そして、「だからこそ」と険しい表情でレフォードを睨む。
「それを邪魔する奴は許せない。あいつに望まぬ暴力を振るわせようとするのはやめてくれ」
「僕のせいにするなよ。確かに煽りはしたが、それだけだ。呪縛のプリセプツで操ったわけでも、脅しをかけたわけでもないんだぞ」
「……ちなみに何と言ったんだ?」
レフォードは「言った嫌味の一つ一つを覚えてはいないが」と前置いて、思い出せる範囲で伝えた。
その数々の暴言を聞いたティルキスは、開いた口が塞がらなくなる。
「お前……フォレストの忍耐強さに感謝した方がいいぞ……首を絞められる程度で済んで良かったな……」
そこまで好き放題言われては怒って当然だ。一晩それに付き合わされたのだろうフォレストに、ティルキスは同情を寄せた。
レフォードは「首を絞められることのどこがその程度≠ネんだ」と不満げに言う。
「まあとにかく、この先も俺達に付いて来るつもりなら、そうやってあいつを刺激するのはやめてくれ。そもそも、付いてくるのをやめて欲しいんだが……」
「ならば全員今すぐ王都に戻れ。僕だって、お前達の相手をするのはうんざりだ」
「それは出来ないな。――話が大分逸れたが、結局フォレストは何処に行ったんだ?」
隠すと疑いをかけられると学んだレフォードは、渋々本当のことを話した。
ティルキスは納得しつつも、少し意外そうに言う。
「一時的にでも、お前がフォレストから目を離すとは思わなかったな。あいつの事を信用してくれたのか?」
「違う!! ただ、お前達が互いを信頼し合っているのは分かった。だからあいつはお前を置いて逃げる事はしないだろうし、一緒にいるルビアを襲う事もしないだろう。なら、少しくらい目を離しても問題無いだろうと、そう判断しただけだ」
「仲間内はともかく、他のヒトが襲われるとは考えないのか? フォレストがそんな事をすると言いたい訳じゃないが、お前達が今回外で寝泊まりしたのは、お前がそれを危惧したからだろう?」
「それは…………」
異端審問官である自分にまで、あれほど優しくしていたのだから、わざわざ無関係のヒトを襲ったりはしないだろう。

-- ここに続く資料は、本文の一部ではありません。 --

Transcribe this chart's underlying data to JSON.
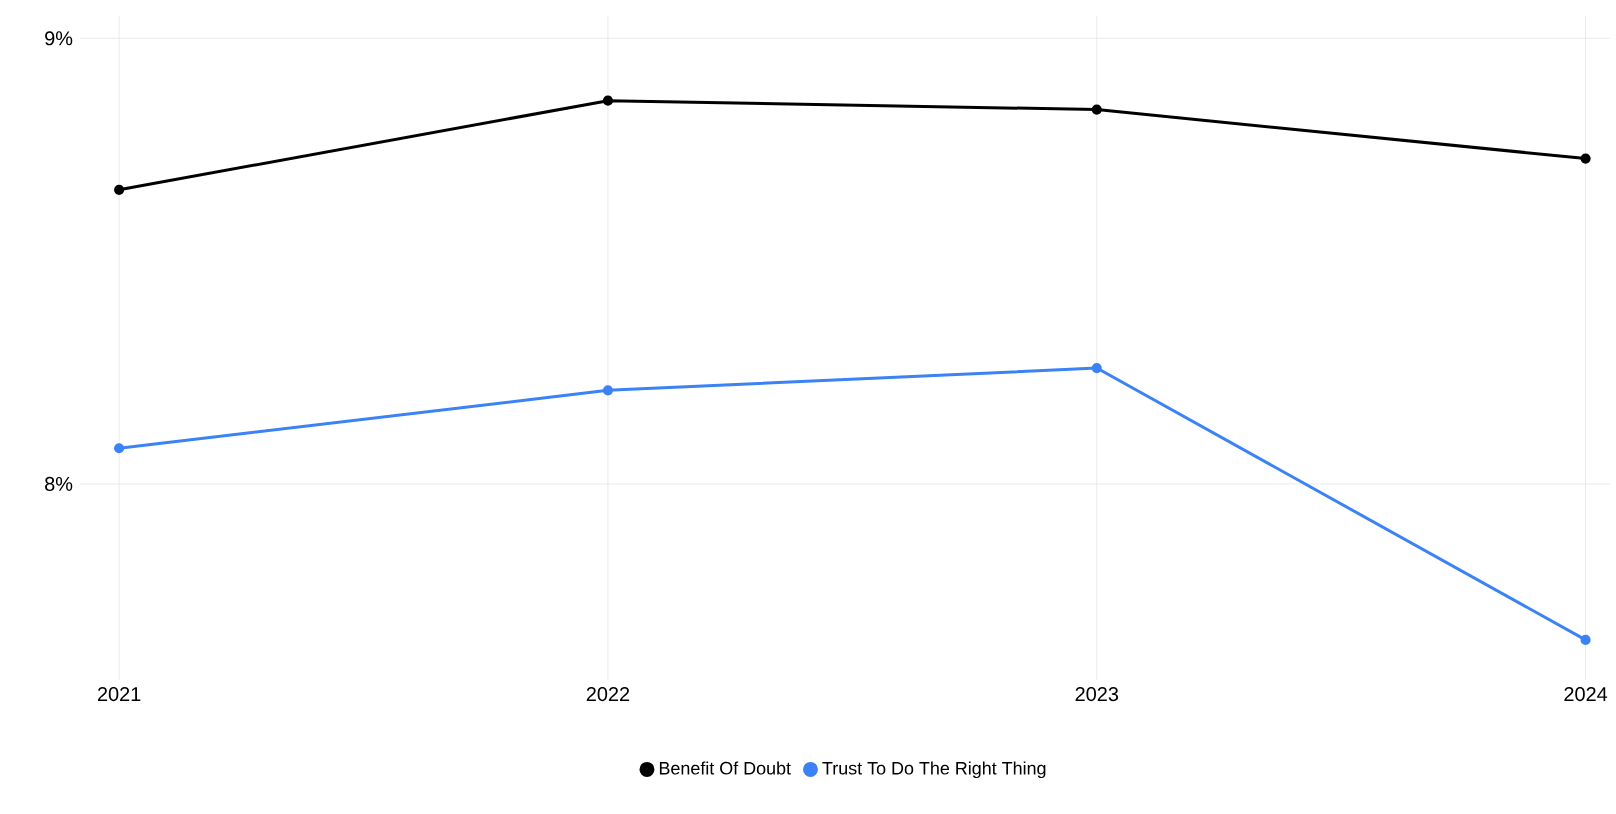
{
  "chart_data": {
    "type": "line",
    "x": [
      2021,
      2022,
      2023,
      2024
    ],
    "xlim": [
      2020.92,
      2024.05
    ],
    "xticks": [
      2021,
      2022,
      2023,
      2024
    ],
    "ylim": [
      7.56,
      9.05
    ],
    "yticks": [
      {
        "value": 8,
        "label": "8%"
      },
      {
        "value": 9,
        "label": "9%"
      }
    ],
    "grid": true,
    "legend": "bottom",
    "marker": "circle",
    "line_style": "solid",
    "series": [
      {
        "name": "Benefit Of Doubt",
        "color": "#000000",
        "values": [
          8.66,
          8.86,
          8.84,
          8.73
        ]
      },
      {
        "name": "Trust To Do The Right Thing",
        "color": "#3b82f6",
        "values": [
          8.08,
          8.21,
          8.26,
          7.65
        ]
      }
    ]
  }
}
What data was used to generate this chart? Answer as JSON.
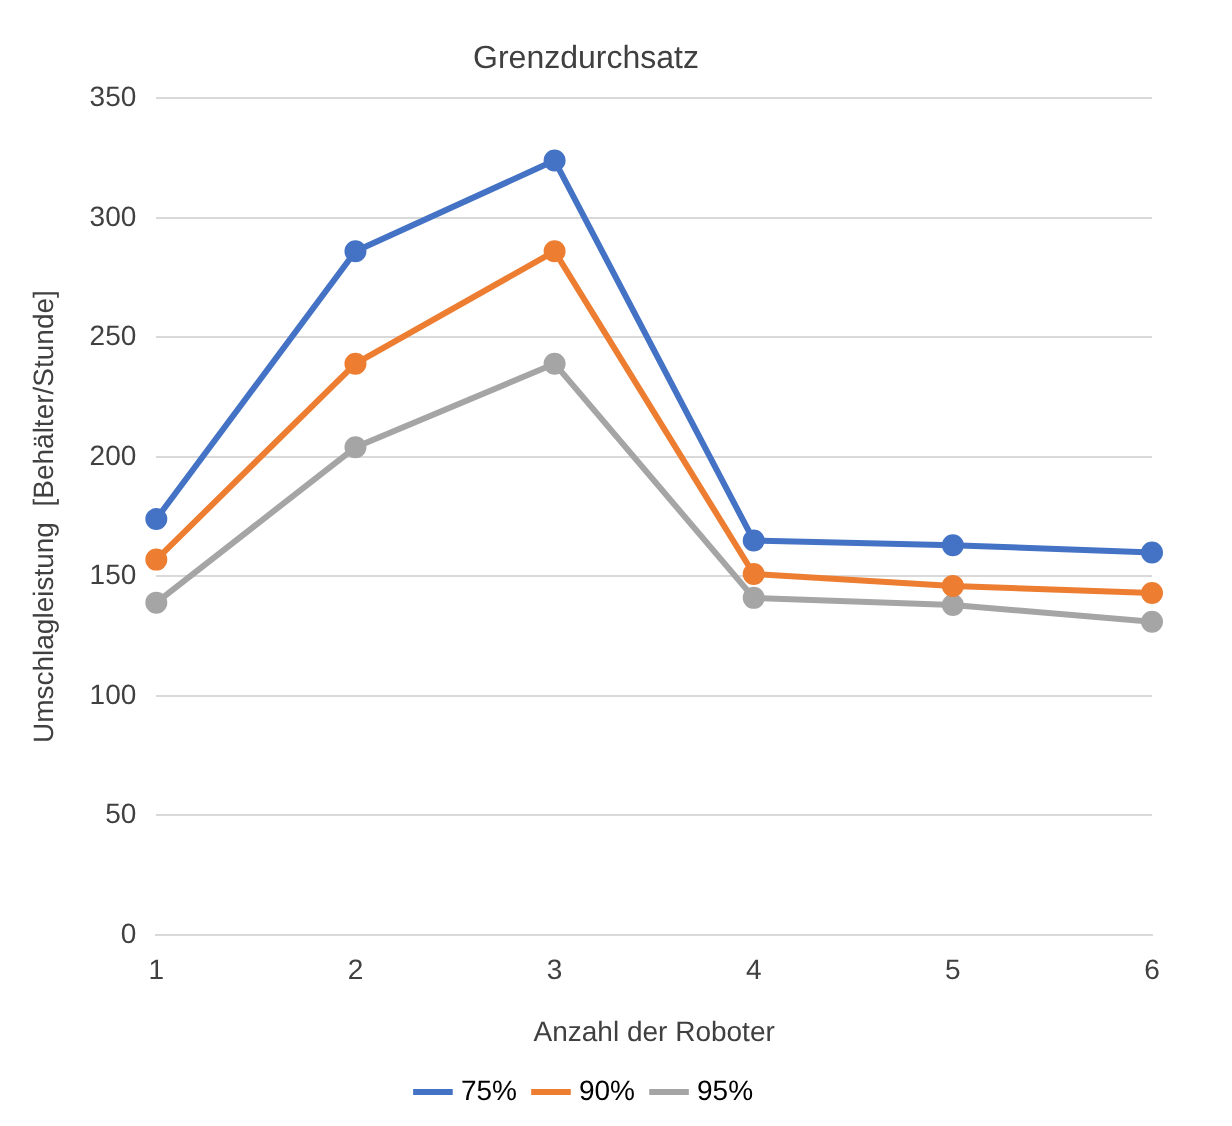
{
  "chart_data": {
    "type": "line",
    "title": "Grenzdurchsatz",
    "xlabel": "Anzahl der Roboter",
    "ylabel": "Umschlagleistung  [Behälter/Stunde]",
    "categories": [
      "1",
      "2",
      "3",
      "4",
      "5",
      "6"
    ],
    "series": [
      {
        "name": "75%",
        "color": "#4472c4",
        "values": [
          174,
          286,
          324,
          165,
          163,
          160
        ]
      },
      {
        "name": "90%",
        "color": "#ed7d31",
        "values": [
          157,
          239,
          286,
          151,
          146,
          143
        ]
      },
      {
        "name": "95%",
        "color": "#a5a5a5",
        "values": [
          139,
          204,
          239,
          141,
          138,
          131
        ]
      }
    ],
    "ylim": [
      0,
      350
    ],
    "yticks": [
      0,
      50,
      100,
      150,
      200,
      250,
      300,
      350
    ],
    "grid": "y",
    "legend": "bottom",
    "marker": "circle",
    "line_style": "solid"
  }
}
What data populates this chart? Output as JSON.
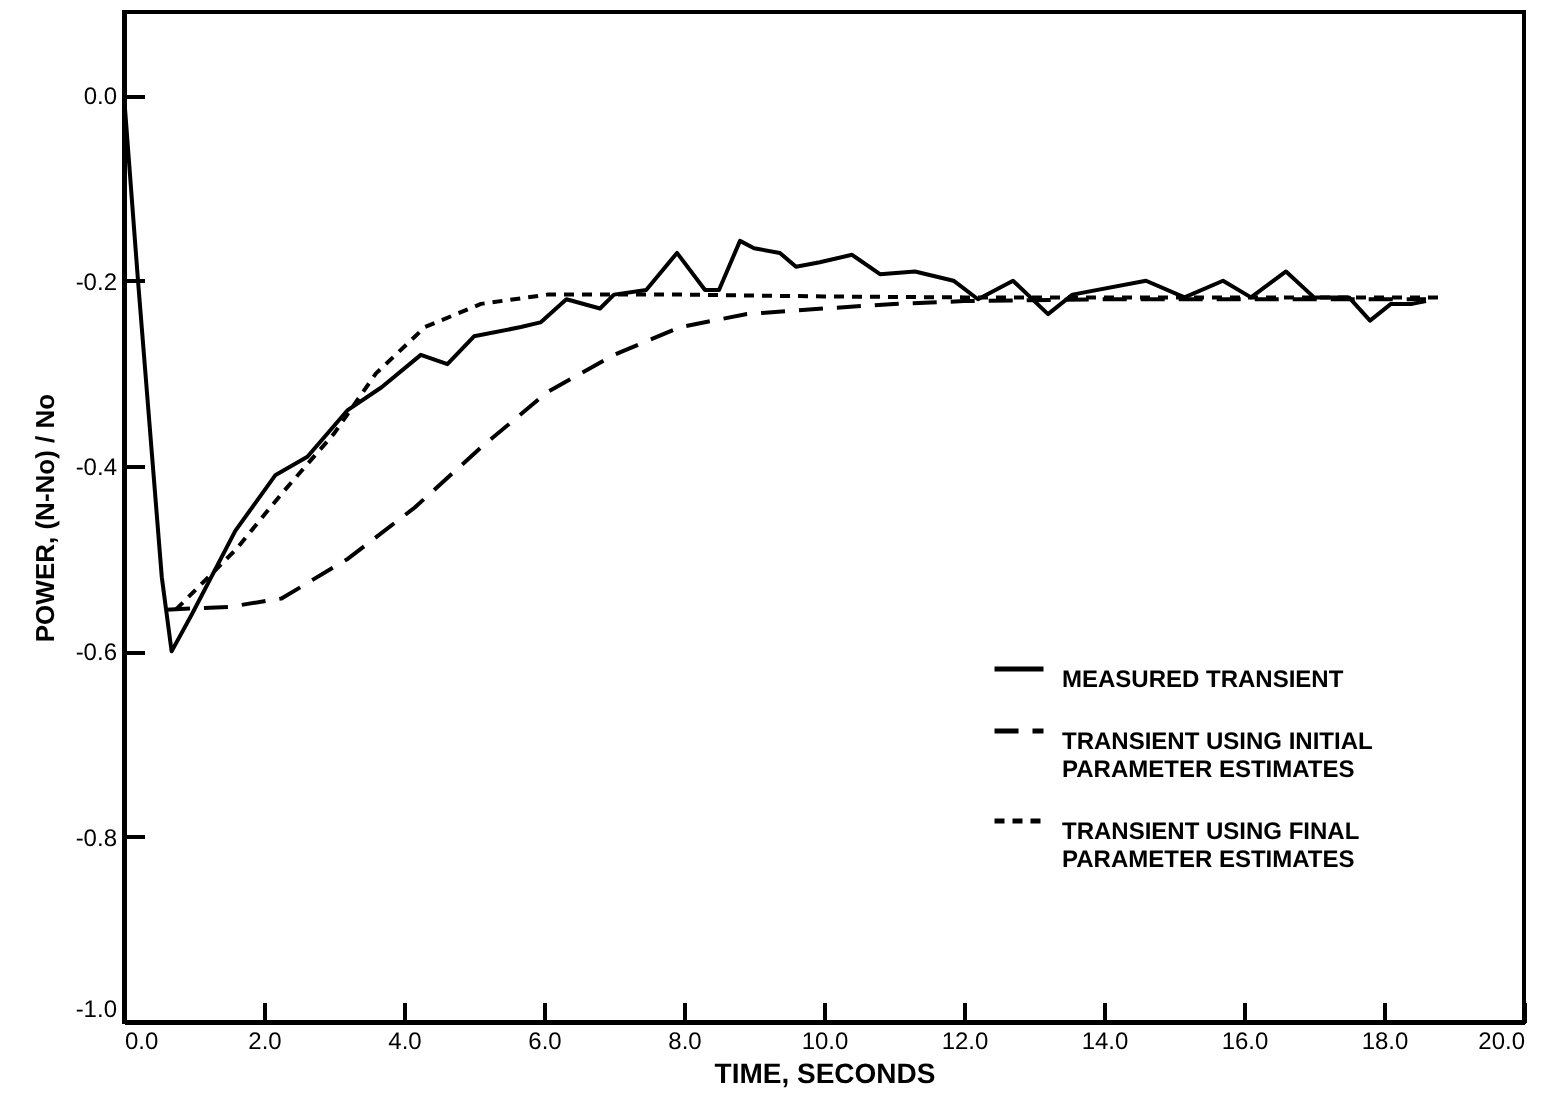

今はそう思えるようになったが、自分が何度もフォレストに助けられたという事実が屈辱的に思えて、レフォードは言葉を濁した。
ティルキスはその様を見て、「夜の間に何かあったんだな」と察する。
「あいつの良さが少しは伝わったみたいで何よりだ。これから先、お前はもっとフォレストの事を好きになると思うぞ」
「誰が……! 絶対にそんな事にはならない!」
「どうかな? まあ今はそんな話より、カイウス達を見つけないとな。と言っても、今のところ収穫は無いが……」
と、渋い顔をするティルキスは、不意に何かを見つけて走り出した。
何かと思えばその先に居たのはルビアとフォレストで、その二人の傍にカイウスとアーリアが並んでいる。
「見つかったんだな! 良かった……!」
「貴方達も無事で良かったわ。でも……」
笑顔で駆け寄るティルキスに、アーリアも笑顔でそう答えたが、直ぐにその表情は曇った。
何かあったのかと尋ねるティルキスの後ろから顔を覗かせたレフォードは、辺りを見回して、
「おい、ラムラスはどうした?」
一人数が足りない事に逸早く気付いた。
途端、アーリアとカイウスが悲痛な顔になる。
「父さんは……オレのせいで……」
「違うわカイウス。ああなった原因はロミーにある。貴方のせいじゃないわ」
「? ロミーと会ったのか?」
「ええ。貴方と同じように追いかけて……というより、先回りされていたわ。転移のプリセプツでも使ったんでしょうね。それで……」
アーリアは、その先のことを口にしていいのかどうか躊躇う素振りを見せた。
往来で集まっている集団に、道行く人々の視線が集まり始めている事に気付いたフォレストは、「場所を移そう」と皆を宿に連れて行った。